Renunciou ao furto e ao roubo, pega somente o que lhe foi dado, guarda o que lhe foi encomendado a guardar  e evita apoderar-se de qualquer objeto que não lhe pertença.

Renunciou a qualquer tipo de relação sexual desonesta, não seduz mulheres casadas, não tem relações sexuais perto das moradias de homens santos ou de discípulos que estejam meditando, nem perto ou dentro de lugares considerados santos. Não tem relações sexuais com comerciantes de sexo, nem com crianças. Isto, irmãos, é chamado de ação correta.

 

O que é, pois, irmãos, o viver correto?

O correto viver, ou o correto meio de vida, é abster-se dos cinco tipos nefastos de comércio: o de armas, o de seres vivos, o de carne, o de bebidas embriagadoras, o de drogas e o de venenos. Enfim, o modo de vida correto inclui ser honesto no trabalho que se esteja realizando e obter o sustento da forma mais honesta possível.

O que é, pois, irmãos, o esforço correto?

Há, irmãos, quatro grandes esforços:

  • O esforço de evitar, que é estar atento e gerar em si mesmo a vontade de vencer o mal e as coisas impuras que ainda não tenham surgido. E esta pessoa, invocando suas forças, luta e esforça-se para manter a mente constantemente alerta, para que os pensamentos, palavras e atos errôneos não se materializem;

  • O esforço de vencer, que é estar atento e conceber em si mesmo a vontade de vencer o mal e as coisas impuras que já tenham surgido. E esta pessoa, invocando todas as suas forças, luta e incita sua mente a vencer;

  • O esforço de desenvolver, que é estar constantemente dirigindo sua mente para desenvolver pensamentos positivos, de amor de concórdia, para desenvolver estados de constante atenção, para evitar ou aniquilar estados mentais que não estejam de acordo com a compaixão, a cordialidade, o amor ao próximo, e;

  • O esforço de manter, que é, estando em alerta na supressão de estados mentais negativos e desenvolvendo estados mentais positivos, a pessoa tenta constantemente manter a mente em harmonia com seu meio ambiente e com todos os seres, com a finalidade de desenvolver uma mente calma.

 

O que é, pois, irmãos, a aplicação correta?

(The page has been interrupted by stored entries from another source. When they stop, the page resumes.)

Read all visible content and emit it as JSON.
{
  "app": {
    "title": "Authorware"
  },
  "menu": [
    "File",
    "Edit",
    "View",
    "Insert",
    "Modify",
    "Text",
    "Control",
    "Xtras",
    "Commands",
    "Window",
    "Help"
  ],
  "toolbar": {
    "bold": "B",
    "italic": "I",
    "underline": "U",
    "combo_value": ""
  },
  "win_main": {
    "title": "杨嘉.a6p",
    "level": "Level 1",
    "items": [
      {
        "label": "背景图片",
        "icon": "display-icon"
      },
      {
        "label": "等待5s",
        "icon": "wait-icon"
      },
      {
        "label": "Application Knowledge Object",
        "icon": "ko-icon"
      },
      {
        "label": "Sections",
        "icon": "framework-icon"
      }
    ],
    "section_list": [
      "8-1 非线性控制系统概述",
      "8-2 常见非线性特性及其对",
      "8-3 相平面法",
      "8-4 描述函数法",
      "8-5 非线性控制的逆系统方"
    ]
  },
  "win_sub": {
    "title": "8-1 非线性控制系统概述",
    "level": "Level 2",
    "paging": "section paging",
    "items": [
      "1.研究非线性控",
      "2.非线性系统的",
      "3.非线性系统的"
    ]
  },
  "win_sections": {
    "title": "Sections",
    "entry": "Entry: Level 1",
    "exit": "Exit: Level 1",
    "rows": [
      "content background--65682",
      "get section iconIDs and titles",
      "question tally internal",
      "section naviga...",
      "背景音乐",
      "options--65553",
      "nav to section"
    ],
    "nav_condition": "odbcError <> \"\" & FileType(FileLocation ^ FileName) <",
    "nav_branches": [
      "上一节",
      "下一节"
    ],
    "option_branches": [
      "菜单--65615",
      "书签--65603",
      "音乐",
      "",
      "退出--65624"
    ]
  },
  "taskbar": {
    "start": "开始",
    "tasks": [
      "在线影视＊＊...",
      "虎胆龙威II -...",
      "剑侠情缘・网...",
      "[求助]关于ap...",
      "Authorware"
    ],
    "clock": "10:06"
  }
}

É, irmãos, quando o discípulo venceu os desejos humanos e vive em contemplação do corpo, das sensações, da mente, dos fenômenos internos de forma incansável e claramente consciente, com os sentidos despertos. A correta aplicação dos quatro fundamentos detalhados anteriormente conduz o homem à realização da pureza, à superação da dor e da lamentação, ao fim do sofrimento e do padecer e, por fim, ao nirvana.

O que é, pois, irmãos, o correto samadhi?

Fixar a mente num ponto – isto é samadhi.

Os quatro fundamentos da aplicação – estes são os objetos do samadhi.

Os quatro grandes esforços – estes são os meios necessários para o samadhi.

Praticar, cultivar e desenvolver estes aspectos – isto se chama “desenvolver o samadhi”.